Dr Visits, Deconstructed?

Anonymous
You can eat a high carb diet (50g of sugar per meal - total at least 150) in the few days leading up to the test. It is less likely to give a false positive and will not mask any real issues with your sugar levels.
Anonymous
I just found all of this very interesting. Not saying I'm going to refuse the test or anything, but it seems a bit odd. I'm super thin and if anything have been on the low side of the weight gain average, so I'm not really terribly concerned anymore. But Dr. Google (and a quick look at some of the peer reviewed pregnancy books I have) had some interesting things to say about routine GD screening:

Neither the OGTT nor the screening test are reliable tests in that they give different results when repeated in the same person (8,24). In addition, blood glucose values rise as pregnancy advances, but no adjustments are made for this. This means you could “fail” a test in week 28 that you would have “passed” had you taken it in week 24 (17). The various thresholds used to diagnose GD are purely arbitrary (11,28-29,40,43). None of them correlate with the appearance of or a marked increase in complications. Studies fail to show that treatment reduces adverse outcomes such as overlarge babies (16). However, being identified as a gestational diabetic greatly increases the chance of having a cesarean simply because of the diagnosis, not because of problems such as overlarge baby (5,21,37,42). For these reasons, several organizational bodies have opposed GD testing. A Guide to Effective Care in Pregnancy and Childbirth, the bible of evidence-based care, relegates screening, diet, and diet plus insulin to “Forms of Care Unlikely to be Beneficial (16).” The American College of Obstetricians and Gynecologists says no data support the benefits of screening (1). The U.S. Preventative Services Task Force and the Canadian Task Force on the Periodic Health Examination both conclude that there is insufficient evidence to justify universal GD screening (7,15).

In the meantime, a GD diagnosis appears to significantly increase mom's chance of having a c-section imposed by elevating doctors concerns about a big baby even if that is not truly the case and even if the sugar levels were only borderline high (which some experts simply believe to be a natural and necessary function of pregnancy). GD diagnosis can also lead doctor to recommend mom restrict calories or manipulate glucose with insulin, which affects the growth mechanism of the seventy to eighty percent of babies who would not weigh in the upper range even if GD were left untreated, not to mention the ten percent or so who genetically were supposed to be big. Aggressive diets and insulin use can cause starvation metabolism (ketosis), which produces byproducts known to be toxic to the baby (27). These diets can also result in underweight babies, and symptomatic episodes of low blood sugar (hypoglycemia) (5,30,32). Limiting food intake can also lead to malnutrition (26).

The numbers in parentheses are references to page numbers in Effective CAre in Pregnancy and Childbirth.

Interesting that nobody ever second-guesses this test. I think I'll just ask my doctor what he thinks about it and to explain all of these things to me the next time I'm in.
Anonymous
I know there have been a lot of posts on this thread about the validity of the GD test.

Just keep in mind that there is a margin of error with just about every test administered in the doctor office.

Hec, you can even twist statistics and grill skeptical oncologists about how effective mammagrams are in detecting lumps. As we know, mammograms aren't 100%, but they are still pretty darn good (and better than nothing) and, so far, the best screening tool so far and it's still wise to get one done.
Anonymous
Anonymous wrote:I know there have been a lot of posts on this thread about the validity of the GD test.

Just keep in mind that there is a margin of error with just about every test administered in the doctor office.

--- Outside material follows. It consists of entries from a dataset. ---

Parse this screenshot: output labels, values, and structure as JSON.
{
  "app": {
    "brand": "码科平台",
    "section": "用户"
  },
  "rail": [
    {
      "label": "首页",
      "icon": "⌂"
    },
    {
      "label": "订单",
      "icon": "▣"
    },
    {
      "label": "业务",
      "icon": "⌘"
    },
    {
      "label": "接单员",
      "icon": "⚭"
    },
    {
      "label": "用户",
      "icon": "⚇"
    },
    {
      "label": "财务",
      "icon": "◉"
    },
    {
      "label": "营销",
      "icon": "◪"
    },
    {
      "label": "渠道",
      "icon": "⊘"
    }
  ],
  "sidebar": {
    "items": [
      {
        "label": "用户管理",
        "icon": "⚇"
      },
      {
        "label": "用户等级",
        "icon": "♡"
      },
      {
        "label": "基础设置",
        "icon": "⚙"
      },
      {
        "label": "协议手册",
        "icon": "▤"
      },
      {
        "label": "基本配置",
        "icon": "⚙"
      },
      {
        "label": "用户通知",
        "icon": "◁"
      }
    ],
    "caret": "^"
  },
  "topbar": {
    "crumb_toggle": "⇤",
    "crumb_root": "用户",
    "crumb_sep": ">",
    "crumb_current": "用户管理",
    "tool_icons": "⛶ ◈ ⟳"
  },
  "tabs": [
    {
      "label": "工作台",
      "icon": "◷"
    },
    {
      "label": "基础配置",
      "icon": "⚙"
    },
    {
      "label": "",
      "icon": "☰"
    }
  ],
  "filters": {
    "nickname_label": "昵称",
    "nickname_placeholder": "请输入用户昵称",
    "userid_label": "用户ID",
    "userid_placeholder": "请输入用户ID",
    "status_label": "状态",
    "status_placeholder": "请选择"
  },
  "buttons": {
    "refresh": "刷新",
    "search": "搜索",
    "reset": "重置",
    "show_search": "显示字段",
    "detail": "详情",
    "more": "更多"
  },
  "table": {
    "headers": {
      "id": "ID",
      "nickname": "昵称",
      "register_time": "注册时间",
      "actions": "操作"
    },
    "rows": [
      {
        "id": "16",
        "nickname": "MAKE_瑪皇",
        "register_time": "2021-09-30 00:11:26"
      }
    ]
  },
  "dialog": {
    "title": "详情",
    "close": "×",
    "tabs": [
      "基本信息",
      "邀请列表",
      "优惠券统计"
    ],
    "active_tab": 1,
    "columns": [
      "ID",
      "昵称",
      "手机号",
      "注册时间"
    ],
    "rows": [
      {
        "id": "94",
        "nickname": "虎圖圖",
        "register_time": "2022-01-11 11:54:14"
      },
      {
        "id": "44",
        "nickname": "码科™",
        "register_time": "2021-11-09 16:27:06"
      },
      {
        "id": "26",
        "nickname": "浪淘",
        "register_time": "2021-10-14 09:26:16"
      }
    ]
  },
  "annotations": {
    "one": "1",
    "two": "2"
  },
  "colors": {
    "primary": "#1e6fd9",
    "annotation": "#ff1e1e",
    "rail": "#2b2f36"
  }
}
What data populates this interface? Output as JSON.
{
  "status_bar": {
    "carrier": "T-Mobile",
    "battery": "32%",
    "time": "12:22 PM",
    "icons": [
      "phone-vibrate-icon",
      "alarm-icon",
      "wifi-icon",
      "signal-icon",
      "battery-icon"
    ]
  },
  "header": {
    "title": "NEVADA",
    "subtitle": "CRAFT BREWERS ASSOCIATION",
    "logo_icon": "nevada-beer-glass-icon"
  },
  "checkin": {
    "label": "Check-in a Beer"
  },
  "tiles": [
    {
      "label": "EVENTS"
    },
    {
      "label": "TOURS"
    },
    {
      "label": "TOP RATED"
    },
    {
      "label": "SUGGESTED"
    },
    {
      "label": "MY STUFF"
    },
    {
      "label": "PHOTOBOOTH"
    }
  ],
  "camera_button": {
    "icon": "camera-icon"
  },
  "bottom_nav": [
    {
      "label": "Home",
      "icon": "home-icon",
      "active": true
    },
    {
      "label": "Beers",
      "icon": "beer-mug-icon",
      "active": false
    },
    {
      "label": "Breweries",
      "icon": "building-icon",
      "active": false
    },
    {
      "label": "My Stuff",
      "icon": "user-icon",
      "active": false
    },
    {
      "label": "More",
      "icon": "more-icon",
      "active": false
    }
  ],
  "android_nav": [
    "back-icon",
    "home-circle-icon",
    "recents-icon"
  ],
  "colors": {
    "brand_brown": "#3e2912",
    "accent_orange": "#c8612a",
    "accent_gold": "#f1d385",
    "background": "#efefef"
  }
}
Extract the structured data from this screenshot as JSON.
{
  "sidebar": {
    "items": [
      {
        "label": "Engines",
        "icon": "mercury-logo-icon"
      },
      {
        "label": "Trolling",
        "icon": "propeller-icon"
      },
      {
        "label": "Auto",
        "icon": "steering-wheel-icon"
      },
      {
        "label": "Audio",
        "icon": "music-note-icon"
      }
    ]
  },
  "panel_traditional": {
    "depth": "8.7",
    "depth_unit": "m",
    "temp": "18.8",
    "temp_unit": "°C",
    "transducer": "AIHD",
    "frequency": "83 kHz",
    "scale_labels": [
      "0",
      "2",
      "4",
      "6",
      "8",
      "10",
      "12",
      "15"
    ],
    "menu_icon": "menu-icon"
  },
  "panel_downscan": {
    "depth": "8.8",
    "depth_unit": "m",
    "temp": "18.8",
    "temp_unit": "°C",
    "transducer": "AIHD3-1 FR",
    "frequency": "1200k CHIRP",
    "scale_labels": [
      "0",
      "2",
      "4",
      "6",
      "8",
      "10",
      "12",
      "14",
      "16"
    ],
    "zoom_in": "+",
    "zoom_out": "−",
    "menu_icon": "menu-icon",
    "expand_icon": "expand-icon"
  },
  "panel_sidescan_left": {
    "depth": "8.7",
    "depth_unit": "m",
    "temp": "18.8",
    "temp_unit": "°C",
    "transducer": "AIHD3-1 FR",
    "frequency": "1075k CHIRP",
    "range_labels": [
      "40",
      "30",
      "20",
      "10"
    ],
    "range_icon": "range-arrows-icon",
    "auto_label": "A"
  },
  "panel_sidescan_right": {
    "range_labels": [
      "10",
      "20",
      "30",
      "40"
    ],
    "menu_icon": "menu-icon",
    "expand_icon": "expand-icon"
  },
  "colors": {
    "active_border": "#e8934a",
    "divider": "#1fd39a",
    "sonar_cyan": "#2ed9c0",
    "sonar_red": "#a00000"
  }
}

Hec, you can even twist statistics and grill skeptical oncologists about how effective mammagrams are in detecting lumps. As we know, mammograms aren't 100%, but they are still pretty darn good (and better than nothing) and, so far, the best screening tool so far and it's still wise to get one done.


Don't want to play devil's advocate (or beat a dead horse if there have been other posts about the GD test) but what is the downside to a mammogram other than a little bit of pain? I'm asking b/c I don't know -- haven't gotten to the stage of needing or having one yet. That said, there do seem to be real significant downsides to the GD screening. Once diagnosed, many docs tend to start from the point that you are going to have a large baby with a problem and treat aggressively. You're more likely to get a c-section, and the treatment for the GD can be worse than the disease.

I'd say considering the fact that some women get sick from the test, the screening results are often unreliable, and the consequences are further testing, treatment, and categorization, and sometimes birth options based on an incorrect or trumped up worry, I'd say there's much to gain by questioning the procedure and there IS in fact quite a lot to lose by failing to question.

Similarly, I have not had any genetic tests done -- given the inaccuracies and the fact that I do wouldn't change the outcome of my pregnancy on the results. I'm not a fan of overkill even without negative results, and think the GD test might start to be looking like it falls into at least that category and might even carry some harm.

Just saying...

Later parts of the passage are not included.